Yo estaba conciente del peligro de que fuese otra rendición del cliché antes de ver la película. Fuí a verla porque siento aprecio por las artes marciales (aúnque no soy un practicante), y tuve antes la oportunidad de ver al actor principal, Tom Cruise, manejando la espada.  Me pareció que lo hacía muy bien para alguien que se hubiese tomado todo sólo como un trabajo más de estética artística.

 

Y, a pesar del cliché, no me siento defraudado por la película. Me encantó el despliegue, aún parcial, sesgado y acomodado al cliché, de la historia japonesa y de la vida de los samurai. Se me antojan en la película muchos puntos de contacto entre el encuadre y otros modos de revelar (incluyendo la variedad de formas del “perdonar” que aparecen en la película). Como las chispas que saltan al cruzar espadas, todo pasa demasiado rápido para mi lento entender, así que no puedo decir mucho más. Pero comentaré algo.

 

En la escena crucial, disculpen que la cuente a quienes no la han visto, el héroe gringo y el héroe samuraí, entonces luchando del mismo lado, caen mal heridos juntos en el campo de batalla, luego de comandar un asalto kamikaze.  El samurai trata de tomar la espada para, como dice su código, morir con honor aún habiendo sido derrotado. El gringo que, ya sabemos, no va a morir, le sostiene la mano. El samurai le dice “recuperaste tu honor.

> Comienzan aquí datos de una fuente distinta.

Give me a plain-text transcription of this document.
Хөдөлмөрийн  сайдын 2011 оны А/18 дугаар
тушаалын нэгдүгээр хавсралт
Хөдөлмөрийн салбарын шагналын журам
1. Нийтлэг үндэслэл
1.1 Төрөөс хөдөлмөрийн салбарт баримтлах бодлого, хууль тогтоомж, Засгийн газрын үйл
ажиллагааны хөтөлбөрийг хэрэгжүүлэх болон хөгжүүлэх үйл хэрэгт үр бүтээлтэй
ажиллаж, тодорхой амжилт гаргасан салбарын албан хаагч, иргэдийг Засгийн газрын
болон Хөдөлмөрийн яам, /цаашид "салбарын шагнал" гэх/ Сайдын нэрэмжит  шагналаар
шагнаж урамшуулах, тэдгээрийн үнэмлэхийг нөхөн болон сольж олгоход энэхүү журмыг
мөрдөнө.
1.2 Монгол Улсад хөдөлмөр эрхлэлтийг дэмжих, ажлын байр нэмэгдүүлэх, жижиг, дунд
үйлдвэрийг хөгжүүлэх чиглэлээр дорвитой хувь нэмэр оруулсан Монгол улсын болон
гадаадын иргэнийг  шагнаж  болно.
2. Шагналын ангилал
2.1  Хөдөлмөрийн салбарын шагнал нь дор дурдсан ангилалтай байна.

Ahora ayúdame a recuperar el mío”.  El gringo parece comprender y le ayuda a incorporarse. Y lo asiste, incluso lo ayuda, mientras se desgarra las entrañas con su katana y muere con dignidad abrazado al gringo.

 

En la frase final del samurai, siempre en inglés, aunque habla en japonés en buena parte de la película, destaca, en lo que pareció ser un verso de un poema, la palabra "Perfect!".

 

Es ciertamente un final perfecto para la industria del cine de acción que capitaliza en la sangre derramada en pantalla. Es un final perfecto para los admiradores de Cruise que le ven desempeñar un rol perfecto como el héroe americano, incluso capaz de comprender  lo que ser héroe significa en otras culturas.

 

Pero también, quizás, es un perfecto desliz para una forma de pensar que no alcanza a entender el sentido de perder la vida por una causa no inmediata o sin transacción. Una cultura que ridiculiza las creencias espirituales de las otras culturas y que se escandaliza cuando alguno de los suyos se manifiesta de alguna manera condescendiente con los atentados suicidas  a los que cotidianamente están obligadas las culturas palestina, afgana e iraquí. 

 

En esa película, en esa escena, están el peligro y lo-que-salva. El peligro se manifiesta a través de Hollywood con sus películas simplificantes, incluyendo esta. Lo que salva se manifiesta en la remota posibilidad de que, aunque Hollywood haya decretado que ese era el último,  alguien más siga pensando o sólo sintiendo el espíritu samurai.